For the design of commercial refrigeration installations, it is recommended not to operate below ambient pressure. This limits the evaporating pressure and by this the selection of refrigerants for a given refrigeration application.

Operating a part of the system below ambient pressure creates the risk to take ambient air into the system through small leaks. Ambient air always contains some amount of water vapour called humidity.

Operating below ambient pressure is possible if special measures are taken. In household refrigerators and freezers the low pressure side is significantly below ambient pressure. The appliances have hermetic systems that are intensely tested for leakage, so the risk for air entrance is very low. A small volume hermetic design of the suction side and the evaporator part can also be imagined for compact systems and some commercial installations. An intense leakage testing on installations built on site is a high effort, but not impossible. Some industrial installations with R717 (ammonia) also operate with parts below ambient pressure. Systems with R717 then contain air separation systems, called purger, and partly also water extraction systems. The water content in R717 does not freeze up at the expansion device because of the very good solubility. These technologies are often not transferable to other applications.

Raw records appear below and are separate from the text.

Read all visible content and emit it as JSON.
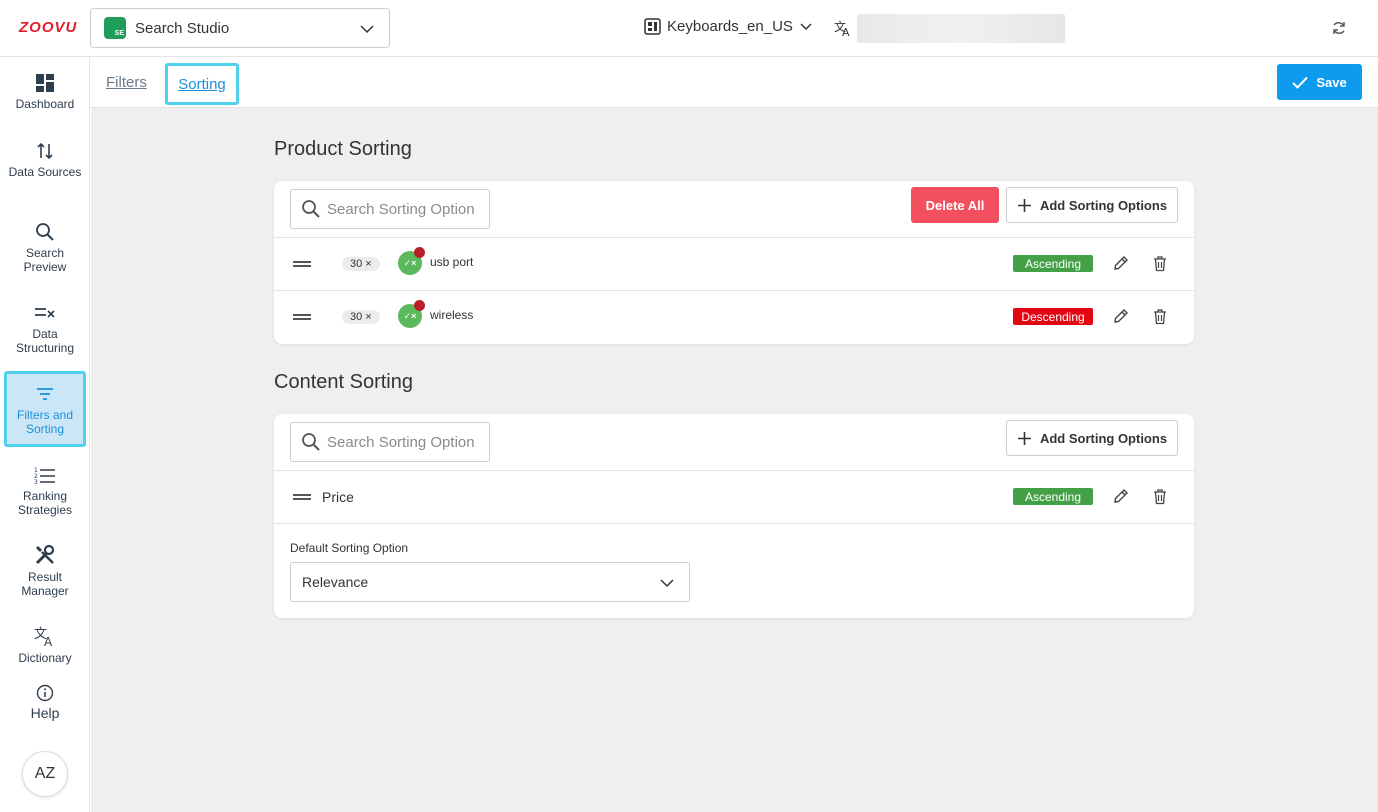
{
  "brand": {
    "logo_text": "ZOOVU",
    "logo_color": "#e0202b",
    "accent": "#0d9aef"
  },
  "header": {
    "app_name": "Search Studio",
    "app_icon_text": "SE",
    "catalog": "Keyboards_en_US"
  },
  "sidebar": {
    "items": [
      {
        "label": "Dashboard",
        "icon": "dashboard-icon"
      },
      {
        "label": "Data Sources",
        "icon": "arrows-updown-icon"
      },
      {
        "label": "Search Preview",
        "icon": "search-icon"
      },
      {
        "label": "Data Structuring",
        "icon": "list-check-icon"
      },
      {
        "label": "Filters and Sorting",
        "icon": "filter-icon",
        "active": true
      },
      {
        "label": "Ranking Strategies",
        "icon": "ordered-list-icon"
      },
      {
        "label": "Result Manager",
        "icon": "tools-icon"
      },
      {
        "label": "Dictionary",
        "icon": "translate-icon"
      }
    ],
    "help": "Help",
    "avatar": "AZ"
  },
  "subnav": {
    "tabs": [
      {
        "label": "Filters"
      },
      {
        "label": "Sorting",
        "active": true
      }
    ],
    "save": "Save"
  },
  "product_sorting": {
    "title": "Product Sorting",
    "search_placeholder": "Search Sorting Option",
    "delete_all": "Delete All",
    "add": "Add Sorting Options",
    "rows": [
      {
        "count": "30 ×",
        "toggle": "✓×",
        "label": "usb port",
        "order": "Ascending"
      },
      {
        "count": "30 ×",
        "toggle": "✓×",
        "label": "wireless",
        "order": "Descending"
      }
    ]
  },
  "content_sorting": {
    "title": "Content Sorting",
    "search_placeholder": "Search Sorting Option",
    "add": "Add Sorting Options",
    "rows": [
      {
        "label": "Price",
        "order": "Ascending"
      }
    ],
    "default_label": "Default Sorting Option",
    "default_value": "Relevance"
  }
}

In this area, different parts of the refrigeration industry can learn from each other.

Impact of increased air content

When air has also come into the system, the circulating fluid is no longer the pure refrigerant. Thus, the thermodynamic properties resp. the operating conditions, like evaporating temperature or superheat, are wrong. An air buffer accumulates in the condenser and leads to increased high side pressure. The air part, the compressor pumps alongside the refrigerant, is missing in the refrigerant flow and thus in the refrigeration capacity. As air compression also needs power, but does not create refrigeration capacity, efficiency drops. Air has a much higher isentropic exponent, leading to significantly increased discharge temperature. Compressor and lubricant reach their limitations faster. The oil becomes hotter and is oxidised by the air. In combination with the water content of the air, it can form residues, like sludge, laquer or coking, which means carbon containing layers. The increased discharge temperature might be used for indication of air ingress by a specialised logic. When applying flammable refrigerants, ingress of air has to be taken into account in the risk assessment if operation below ambient pressure can not be safely avoided.

Problems due to water

With the most refrigerants, air ingress leads to chemical reactions and formation of ice at the expansion device outlet when operating with evaporation temperature below 0°C. With R717 (ammonia), water leads to a shift of the saturation pressures, at high water content, as ammonia is well miscible with water. Chemical reactions can be corrosion, detoriation of the lubricant – creation of sludge, hydrolysis of ester oil and so on – or reactions with the refrigerant. With more than 200 ppm water in the oil, the risk for increased wear in the compressor appears. Depending on refrigerant and evaporating temperature, formation of ice can already start at ca. 20 ppm of water. It can create blocking and thus lead to system operation failure. With hydrocarbon refrigerants, the water content can also form hydrates at the expansion device outlet, especially with capillary tubes. These look like gel or wax, blocking the flow.